Photography, like any visual art, can serve a purpose bigger than its original intention; it's not merely a way to capture an instant. In our consumerist society, it is a weapon.
As Paris prepared to welcome leaders of the world for the UN Climate Change Summit, the UK-based guerilla art collective, Brandalism, took over Paris using classical advertising techniques to call on the general hypocrisy related to climate discussions. On Black Friday, the most hectic and competitive shopping day of the year, more than 600 pieces of art criticizing the hypocrisy of allowing certain companies to sponsor the summit were placed inside JCDecaux billboard spaces. Joe Elan from Brandalism said:
By sponsoring the climate talks, major polluters such as Air France and GDF-Suez-Energie can promote themselves as part of the solution, when actually, they are part of the problem.

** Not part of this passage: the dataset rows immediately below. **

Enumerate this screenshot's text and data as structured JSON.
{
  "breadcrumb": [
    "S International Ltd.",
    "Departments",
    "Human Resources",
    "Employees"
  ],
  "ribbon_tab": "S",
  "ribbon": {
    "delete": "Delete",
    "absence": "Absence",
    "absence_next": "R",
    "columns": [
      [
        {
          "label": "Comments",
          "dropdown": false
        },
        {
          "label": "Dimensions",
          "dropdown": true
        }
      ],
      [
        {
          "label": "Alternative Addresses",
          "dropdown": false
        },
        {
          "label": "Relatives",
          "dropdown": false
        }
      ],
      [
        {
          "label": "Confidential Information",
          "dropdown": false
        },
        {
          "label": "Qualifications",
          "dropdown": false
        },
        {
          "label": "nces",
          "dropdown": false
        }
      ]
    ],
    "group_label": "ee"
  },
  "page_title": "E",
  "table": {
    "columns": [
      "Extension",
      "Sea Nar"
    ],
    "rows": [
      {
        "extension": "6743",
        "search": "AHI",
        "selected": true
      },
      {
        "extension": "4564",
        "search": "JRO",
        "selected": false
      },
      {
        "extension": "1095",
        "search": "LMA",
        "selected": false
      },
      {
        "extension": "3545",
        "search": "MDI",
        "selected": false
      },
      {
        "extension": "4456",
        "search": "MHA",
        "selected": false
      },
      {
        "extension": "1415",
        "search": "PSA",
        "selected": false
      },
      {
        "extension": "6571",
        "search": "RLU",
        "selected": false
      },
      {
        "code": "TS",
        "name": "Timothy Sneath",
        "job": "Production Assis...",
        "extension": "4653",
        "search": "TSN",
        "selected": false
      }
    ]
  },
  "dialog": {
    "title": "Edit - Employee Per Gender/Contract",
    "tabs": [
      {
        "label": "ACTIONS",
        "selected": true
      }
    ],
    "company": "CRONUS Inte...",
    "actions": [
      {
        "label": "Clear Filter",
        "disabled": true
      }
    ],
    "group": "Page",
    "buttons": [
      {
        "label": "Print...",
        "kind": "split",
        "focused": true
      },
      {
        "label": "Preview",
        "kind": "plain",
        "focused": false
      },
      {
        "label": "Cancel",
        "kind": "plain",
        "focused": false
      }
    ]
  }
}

Other prominent corporate sponsors of the climate talks, such as Mobil and Dow Chemicals, are parodied in the posters, whilst heads of state such as Francois Hollande, David Cameron, Barack Obama, Angela Merkel, and Shinzo Abi are not left untarnished. Over 80 renowned artists from 19 countries created the artwork, including Neta Harari, Jimmy Cauty, Banksy-collaborator Paul Insect, Escif, and Kennard Phillips.
The genius of some of these fake ads is that they replicated the advertising identity of the brands in question. Onlookers were thus also reminded that photography is just a tool and advertising, often far from being truth, is merely a way to sell a product. An image might be worth a thousand words, but the message conveyed depends on who is doing the talking. One of the artists taking part said:
We are taking their spaces back because we want to challenge the role advertising plays in promoting unsustainable consumerism. Because the advertising industry force-feeds our desires for products created from fossil fuels, they are intimately connected to causing climate change. As is the case with the climate talks and their corporate-sponsored events, outdoor advertising ensures that those with the most amount of money are able to ensure that their voices get heard above all else.”